Daily Tribune (Philippines)

‘Life is changed not ended’

- PAULO FLORES, OHF

Whenever I am invited for a Mass or to bless the dead, my focus is not on the deceased but on his or her bereaved family and friends, reminding them to meditate on death. Why? Because the person who died is no longer here with us, as they say, “Life is changed not ended.”

Our gospel today wants us to realize that death is a natural part of life. Death ends our life on earth, but only so that we can live somewhere else. Where we live after death is up to God and us.

By contrast, if death is not something natural, what sort of miracle did Jesus work in today’s Gospel Reading? In other words, is Lazarus still walking around the Middle East today? Can you go and visit him? Obviously, Lazarus died a second time at some point after Jesus raised him from the dead.

So does the fact that Lazarus died a second time mean that Jesus’s miracle was a failure? What was the point of Jesus’s miracle? Was he trying to “save” Lazarus from death? No. Instead, this miracle is a sign — it points beyond itself.

Lazarus, raised from the dead, points our attention to Jesus. This miracle is a sign that reveals that Jesus is more powerful than death and that if we believe in Him, He can guide us beyond death. If we don’t have faith in Jesus, death is fatal.

Today’s Gospel Reading invites us to identify ourselves with Lazarus, a dead man. There is nothing spectacula­r here, nothing is exciting.
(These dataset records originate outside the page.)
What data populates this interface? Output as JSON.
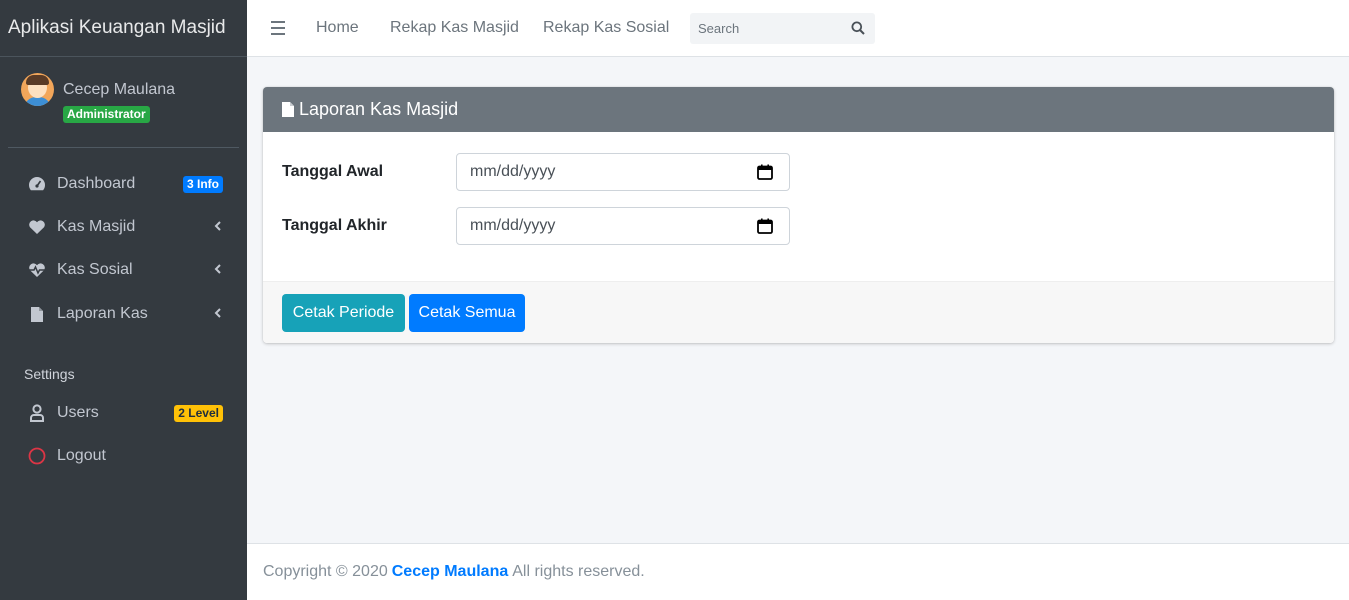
{
  "sidebar": {
    "brand": "Aplikasi Keuangan Masjid",
    "user": {
      "name": "Cecep Maulana",
      "role": "Administrator"
    },
    "items": [
      {
        "label": "Dashboard",
        "badge": "3 Info",
        "badge_color": "#007bff",
        "icon": "dashboard-icon"
      },
      {
        "label": "Kas Masjid",
        "icon": "heart-icon",
        "has_submenu": true
      },
      {
        "label": "Kas Sosial",
        "icon": "heartbeat-icon",
        "has_submenu": true
      },
      {
        "label": "Laporan Kas",
        "icon": "file-icon",
        "has_submenu": true
      }
    ],
    "settings_header": "Settings",
    "settings_items": [
      {
        "label": "Users",
        "badge": "2 Level",
        "badge_color": "#ffc107",
        "icon": "user-icon"
      },
      {
        "label": "Logout",
        "icon": "circle-icon",
        "icon_color": "#dc3545"
      }
    ]
  },
  "topbar": {
    "links": [
      "Home",
      "Rekap Kas Masjid",
      "Rekap Kas Sosial"
    ],
    "search": {
      "placeholder": "Search",
      "value": ""
    }
  },
  "card": {
    "title": "Laporan Kas Masjid",
    "header_color": "#6c757d",
    "fields": [
      {
        "label": "Tanggal Awal",
        "placeholder": "mm/dd/yyyy"
      },
      {
        "label": "Tanggal Akhir",
        "placeholder": "mm/dd/yyyy"
      }
    ],
    "buttons": [
      {
        "label": "Cetak Periode",
        "color": "#17a2b8"
      },
      {
        "label": "Cetak Semua",
        "color": "#007bff"
      }
    ]
  },
  "footer": {
    "prefix": "Copyright © 2020",
    "author": "Cecep Maulana",
    "suffix": "All rights reserved."
  }
}
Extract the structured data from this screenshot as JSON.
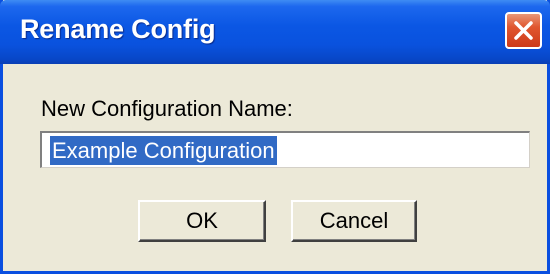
{
  "window": {
    "title": "Rename Config"
  },
  "form": {
    "label": "New Configuration Name:",
    "value": "Example Configuration"
  },
  "buttons": {
    "ok_label": "OK",
    "cancel_label": "Cancel"
  },
  "icons": {
    "close": "close-icon"
  },
  "colors": {
    "titlebar": "#0a52de",
    "selection": "#316ac5",
    "dialog_bg": "#ece9d8",
    "close_button": "#e0562e"
  }
}
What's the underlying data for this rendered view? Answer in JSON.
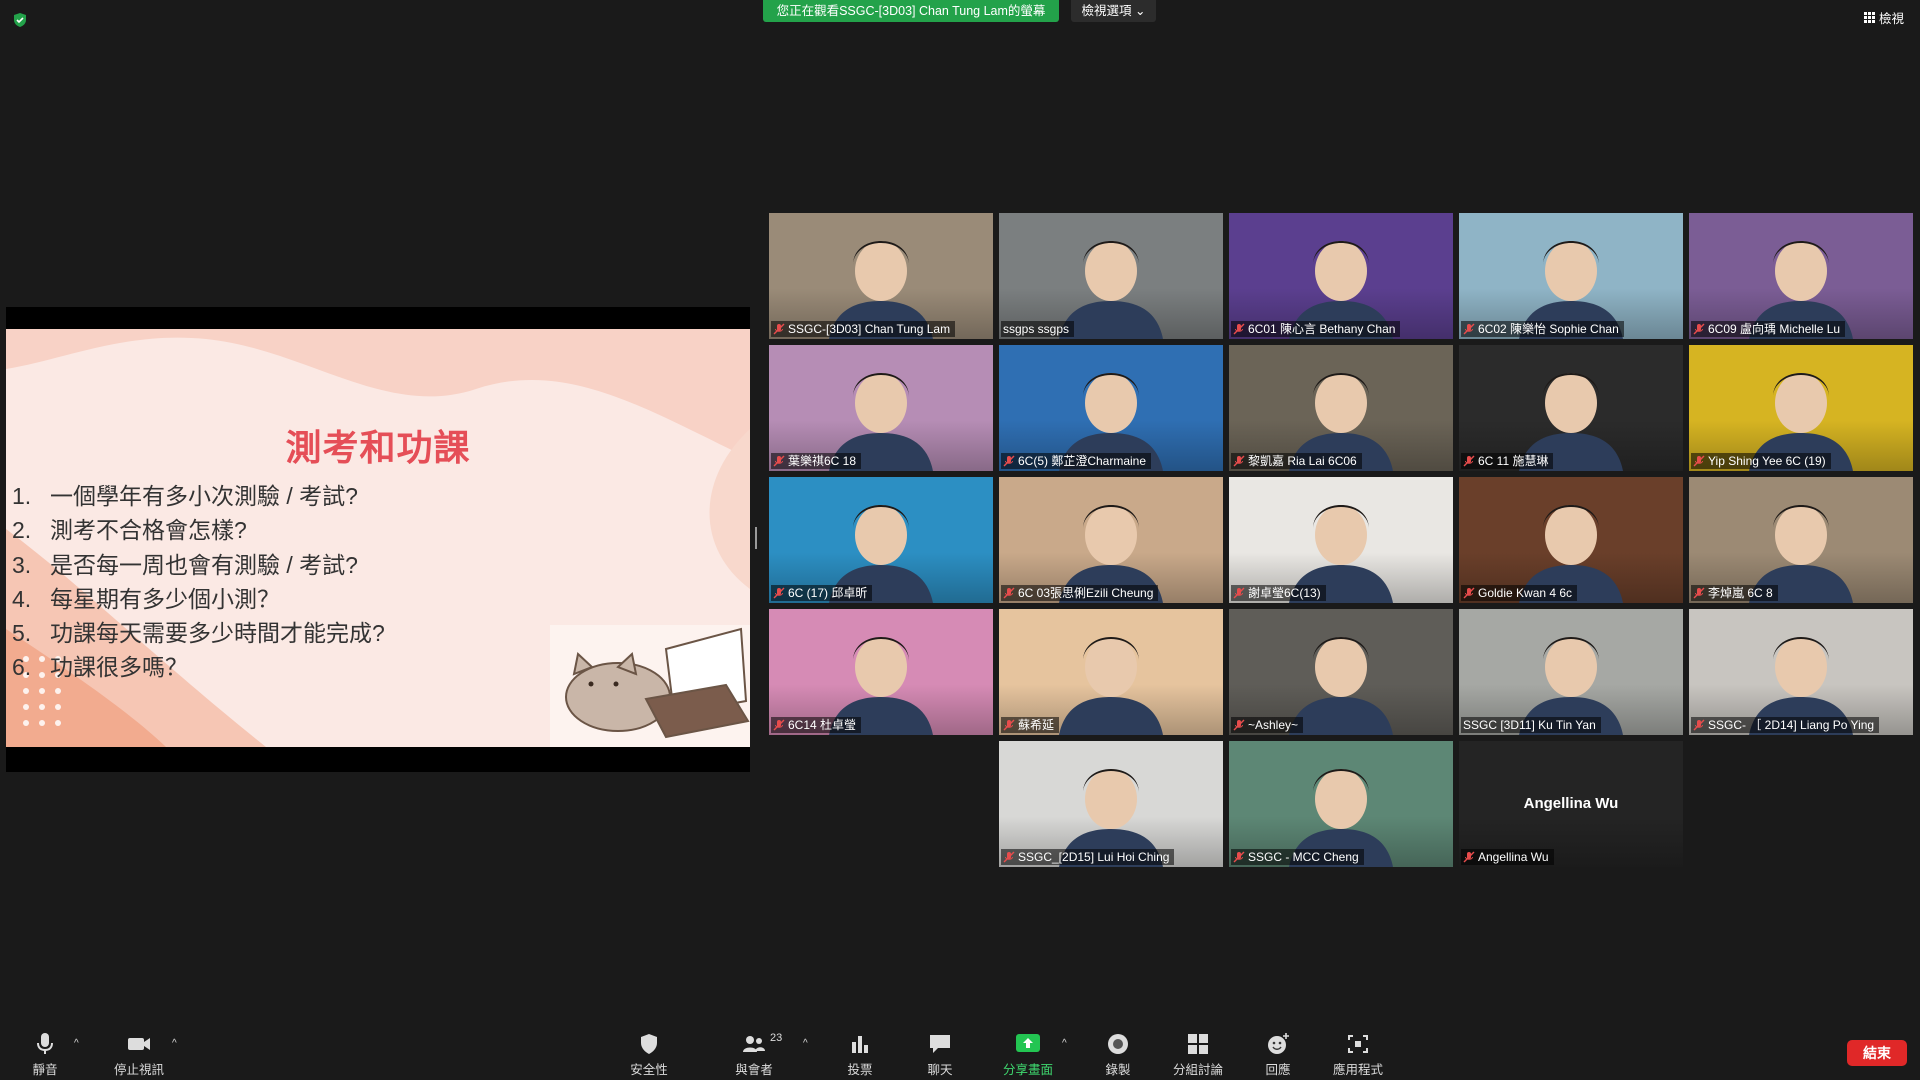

Lazarus says nothing and does nothing but walk out of his tomb, covered with burial cloth. The past two weeks’ Gospel Readings portrayed two other persons — the Samaritan woman and the man born blind meeting Jesus and being healed by Him. But the problem of Lazarus was not thirst or blindness, but death.

Yet, there’s also another difference between the narratives about the Samaritan woman and the man born blind and the narrative about Lazarus. The Samaritan woman and the man born blind were healed and then brought others to believe in Jesus. But in today’s Gospel Reading, it is not the person who is healed who brings others to put their faith in Jesus. Instead, it was the sisters of Lazarus whose actions led others to Christ.

If it weren’t for the steps that Martha and Mary took, Lazarus most likely would never have been raised from the dead. When Jesus learned about Lazarus’s death, he didn’t go right away to the place where Lazarus was laid out. Precisely, Jesus would want to raise Lazarus from the dead. But in the Gospel Reading, there was hesitancy on the part of Jesus, as if He was waiting for the right circumstan­ces to work this miracle. The intercessi­on of Lazarus’s sisters seemed one such circumstan­ce.

Jesus is teaching us a lesson about faith through the examples of Lazarus’s sisters, Martha and Mary. Jesus doesn’t teach us that death and suffering will never touch us. Rather, He teaches us that death is not the last.

In raising Lazarus from the dead, Jesus is showing us that there is Heaven. Jesus worked the miracle for us, as it was done for the sake of those who witnessed the miracle. It was for those who realized that Jesus is the Lord of life and death and that if we place our faith in Jesus, the suffering we experience in this world will itself die, ending along with our lives on earth, while we, through faith in Jesus, will rise with Him to eternal life.

As we approach

Holy Week, let us meditate on death.

Are we ready to die?

To meet God who created us? Or can we not let go of the whims of life here on earth? We can only enjoy Heaven if we let go of all earthly things and focus on Jesus’s passion, death, and resurrecti­on.

In raising Lazarus from the dead, Jesus is showing us that there is Heaven.

Jesus doesn’t teach us that death and suffering will never touch us. Rather, He teaches us that death is not the last.